What some builders are putting on their land is different, too. The downturn has given builders time to ponder whether the homes they build match the demographic and financial profiles of current and future customers. Some have adjusted their house plans and construction practices to produce smaller, greener, and less-expensive houses without sacrificing quality.
“We went back to the drawing board to go after every dollar we could by reducing waste and simplifying construction,” says Bill Cellar, who owns Providence Homes by Bill Cellar in Jacksonville, Fla., which will close more than 200 homes in 2009, versus 147 in 2008. The effort allows Providence to build more affordable base houses and offer customers the alternative to pay for options and upgrades. “Our product has to be priced right, because we’re competing with 10- to 15-year-old existing homes, short sales, and foreclosures. That’s what the market’s going to be for the next few years.”
FINDING NEW BUYERS
In this process, builders have rediscovered first-time home buyers. Some say their infatuation will outlast the downturn. But will it, given the propensity of builders in the past to build homes that fetch the highest price and greatest margin?
“That’s the $64,000 question,” says Nelson Chung, president of Pacific Communities in Newport Beach, Calif. “Granted, there are a lot of first-time buyers out there. But they don’t have good credit, so it’s hard to get them qualified, and they don’t have the down payment.”
Barton of CBH Homes notes that demand for his company’s smallest (around 900 square feet) and most economical homes hasn’t been that great.

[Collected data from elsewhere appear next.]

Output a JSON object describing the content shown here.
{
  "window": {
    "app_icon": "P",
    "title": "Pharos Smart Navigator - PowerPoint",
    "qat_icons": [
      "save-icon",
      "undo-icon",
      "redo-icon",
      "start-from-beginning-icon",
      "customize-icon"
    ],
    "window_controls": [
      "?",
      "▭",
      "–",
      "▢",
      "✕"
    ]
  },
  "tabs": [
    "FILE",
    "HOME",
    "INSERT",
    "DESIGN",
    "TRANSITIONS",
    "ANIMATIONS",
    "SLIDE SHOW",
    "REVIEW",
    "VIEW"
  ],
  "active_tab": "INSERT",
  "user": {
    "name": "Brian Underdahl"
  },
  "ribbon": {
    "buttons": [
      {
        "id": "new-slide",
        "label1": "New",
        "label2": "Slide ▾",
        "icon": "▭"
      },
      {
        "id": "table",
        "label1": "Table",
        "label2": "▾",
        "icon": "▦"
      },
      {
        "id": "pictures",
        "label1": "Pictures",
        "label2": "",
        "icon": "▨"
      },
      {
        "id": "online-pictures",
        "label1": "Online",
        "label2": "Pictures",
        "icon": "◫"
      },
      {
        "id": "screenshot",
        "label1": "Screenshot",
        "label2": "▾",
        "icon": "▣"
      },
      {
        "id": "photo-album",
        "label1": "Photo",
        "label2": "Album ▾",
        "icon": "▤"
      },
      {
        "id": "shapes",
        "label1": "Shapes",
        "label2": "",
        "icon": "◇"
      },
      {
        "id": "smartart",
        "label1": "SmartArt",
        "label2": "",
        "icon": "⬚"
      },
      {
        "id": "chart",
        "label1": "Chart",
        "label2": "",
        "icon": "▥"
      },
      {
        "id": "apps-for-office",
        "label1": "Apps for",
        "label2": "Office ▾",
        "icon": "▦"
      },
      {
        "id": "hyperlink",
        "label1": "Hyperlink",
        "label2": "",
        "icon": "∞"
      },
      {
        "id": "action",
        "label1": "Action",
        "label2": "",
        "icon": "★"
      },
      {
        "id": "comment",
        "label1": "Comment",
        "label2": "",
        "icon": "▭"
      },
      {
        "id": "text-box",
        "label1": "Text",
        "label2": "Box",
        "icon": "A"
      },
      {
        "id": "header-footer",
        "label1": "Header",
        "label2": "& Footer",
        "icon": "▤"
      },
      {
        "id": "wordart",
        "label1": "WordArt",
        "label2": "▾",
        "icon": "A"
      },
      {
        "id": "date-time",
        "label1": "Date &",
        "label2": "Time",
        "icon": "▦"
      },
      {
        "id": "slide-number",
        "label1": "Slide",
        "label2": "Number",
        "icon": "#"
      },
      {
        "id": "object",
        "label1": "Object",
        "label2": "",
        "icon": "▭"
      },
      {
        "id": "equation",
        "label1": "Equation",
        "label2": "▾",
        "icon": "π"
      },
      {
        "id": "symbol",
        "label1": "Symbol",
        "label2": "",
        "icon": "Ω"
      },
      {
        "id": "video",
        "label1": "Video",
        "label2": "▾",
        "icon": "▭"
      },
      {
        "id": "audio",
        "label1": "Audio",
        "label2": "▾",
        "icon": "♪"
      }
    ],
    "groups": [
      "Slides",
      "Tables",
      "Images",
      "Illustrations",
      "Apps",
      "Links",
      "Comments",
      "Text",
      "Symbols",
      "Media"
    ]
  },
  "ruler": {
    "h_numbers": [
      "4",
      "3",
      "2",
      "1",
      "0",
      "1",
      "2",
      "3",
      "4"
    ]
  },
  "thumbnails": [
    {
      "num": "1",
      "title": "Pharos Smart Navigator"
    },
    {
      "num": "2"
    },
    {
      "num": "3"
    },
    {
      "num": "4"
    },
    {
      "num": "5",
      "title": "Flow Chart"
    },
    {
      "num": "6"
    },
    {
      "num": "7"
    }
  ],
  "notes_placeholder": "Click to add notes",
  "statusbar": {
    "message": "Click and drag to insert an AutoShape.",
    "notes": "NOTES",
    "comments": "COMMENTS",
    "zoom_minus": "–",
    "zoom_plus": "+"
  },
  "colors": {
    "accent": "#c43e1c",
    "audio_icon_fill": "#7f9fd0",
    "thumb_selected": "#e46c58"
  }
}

What’s been more useful from a sales standpoint has been the “value packages” that CBH offers to suit different customers’ affordability needs. “We’re finally understand-ing what our customers want and are asking for.”
CBH Homes has experimented with texting, blogging, and other interactive media to stay in contact with brokers, agents, and customers. Barton is not sure how effective this is, though he acknowledges “it’s not something that you can do a little of, or sometimes.”
Richard Elkman, president of Group Two Advertising, thinks builders must do a much better job reaching customers via the marketing platforms these buyers are most comfortable with. “A lot of builders think that all you need is a website,” he says. “But builders don’t have a strategy for analyzing the potential of their traffic. And what [builders] need to ask themselves is what’s your [market] position, what’s your competition, what’s your goal, and what can you afford?”
As they prepare for the future, builders should also be asking themselves if their companies are staffed correctly and sufficiently.
Across the industry, builders laid off anywhere from one-half to two-thirds of their workforces. Those personnel cutbacks were particularly drastic in the field, where access to labor is also limited because there are far fewer immigrant workers in the U.S. It would be difficult for many builders to ratchet up their operations significantly if business conditions suddenly improved.
But builders aren’t eager to elevate their production to boom-era levels, either. Virtually none of the builders interviewed has been replenishing their management teams with new hires. Most say they are content to rely on a “core” of essential associates who will be the foundation of leaner operations with fewer employees and supervisors.